J’ai utilisé un camaïeu de couleurs que j’aime beaucoup : le violet et le vert radium vont super bien ensemble ! J’ai peur aussi des fautes de goûts, et plus on utilise de couleurs, plus c’est facile d’en faire. C’est pour ça que je bosse toujours avec des camaïeux assez restreints, et que je les pousse le plus loin possible. En fin de compte, je n’ai pris que 8 crayons de couleurs différents pour toute la BD. En fonction de la sous-teinte que tu mets en-dessous, ça te donne une ambiance différente. Le bleu, par exemple, irradie, et le même violet ne ressort pas de la même façon.  Il y a une scène que j’aime bien, c’est quand elles vont à la plage : on passe de couleurs très chargées, lorsqu’elles sont au cinéma, au blanc de la plage. Le vert devient alors très important quand elles se battent dans l’eau. C’est une scène capitale, on comprend qu’elles sont liées ; mais comme dans toute amitié, elles ne sont pas d’accord sur tout.

 

Fais-tu des carnets préparatoires pour tes albums ?
Quasiment tous, oui. J’entremêle parfois mes recherches avec mes dessins. Et il y a plein d’informations que je n’ai pas réutilisées ensuite, parce que ça ne servait pas forcément la narration, mais qui étaient quand même importantes.

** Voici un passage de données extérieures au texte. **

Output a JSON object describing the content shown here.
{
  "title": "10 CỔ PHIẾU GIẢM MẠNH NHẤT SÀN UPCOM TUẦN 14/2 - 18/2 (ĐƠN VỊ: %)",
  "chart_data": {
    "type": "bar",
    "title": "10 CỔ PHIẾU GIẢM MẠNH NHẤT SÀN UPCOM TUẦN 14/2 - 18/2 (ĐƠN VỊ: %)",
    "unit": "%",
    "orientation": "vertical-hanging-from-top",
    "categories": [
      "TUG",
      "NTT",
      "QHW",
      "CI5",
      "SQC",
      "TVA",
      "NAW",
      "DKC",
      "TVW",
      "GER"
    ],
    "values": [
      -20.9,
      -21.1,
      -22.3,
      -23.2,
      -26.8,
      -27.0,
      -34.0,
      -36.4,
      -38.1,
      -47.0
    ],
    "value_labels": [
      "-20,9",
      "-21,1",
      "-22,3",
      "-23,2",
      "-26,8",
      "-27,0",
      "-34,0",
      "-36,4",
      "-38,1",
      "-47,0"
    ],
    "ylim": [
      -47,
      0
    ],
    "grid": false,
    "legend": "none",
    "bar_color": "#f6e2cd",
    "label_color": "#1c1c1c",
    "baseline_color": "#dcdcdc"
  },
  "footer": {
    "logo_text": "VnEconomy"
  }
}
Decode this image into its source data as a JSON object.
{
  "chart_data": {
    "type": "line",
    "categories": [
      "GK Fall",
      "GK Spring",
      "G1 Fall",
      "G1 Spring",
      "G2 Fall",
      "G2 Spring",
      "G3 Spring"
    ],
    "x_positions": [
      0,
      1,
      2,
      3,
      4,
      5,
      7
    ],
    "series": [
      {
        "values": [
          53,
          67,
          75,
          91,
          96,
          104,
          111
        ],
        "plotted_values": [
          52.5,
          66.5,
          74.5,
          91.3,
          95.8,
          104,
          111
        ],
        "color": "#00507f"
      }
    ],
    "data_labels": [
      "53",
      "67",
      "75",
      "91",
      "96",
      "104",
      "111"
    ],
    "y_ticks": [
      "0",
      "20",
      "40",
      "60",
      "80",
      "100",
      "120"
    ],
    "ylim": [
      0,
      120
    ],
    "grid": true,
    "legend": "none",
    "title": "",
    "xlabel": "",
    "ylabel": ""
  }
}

Plus loin dans le carnet, j’essaie de rassembler qui était avec qui, qui est la sœur de qui, quelle est la timeline entre leur maladie et le contexte géopolitique. Quinta à la base était blonde, j’ai changé ça par la suite. Tout est sale mais ça m’est égal parce que le but c’est de se faire la main. Pour le découpage, j’ai juste fait des petits bonshommes, d’une traite, comme je le disais.

 

Tu l’as retouché beaucoup après ?

Pas tellement. J’avais surtout peur des talking heads, c’est-à-dire des cases avec juste un personnage qu’on voit parler. J’en fais beaucoup, mais finalement, je pense que ça ne gêne pas du tout.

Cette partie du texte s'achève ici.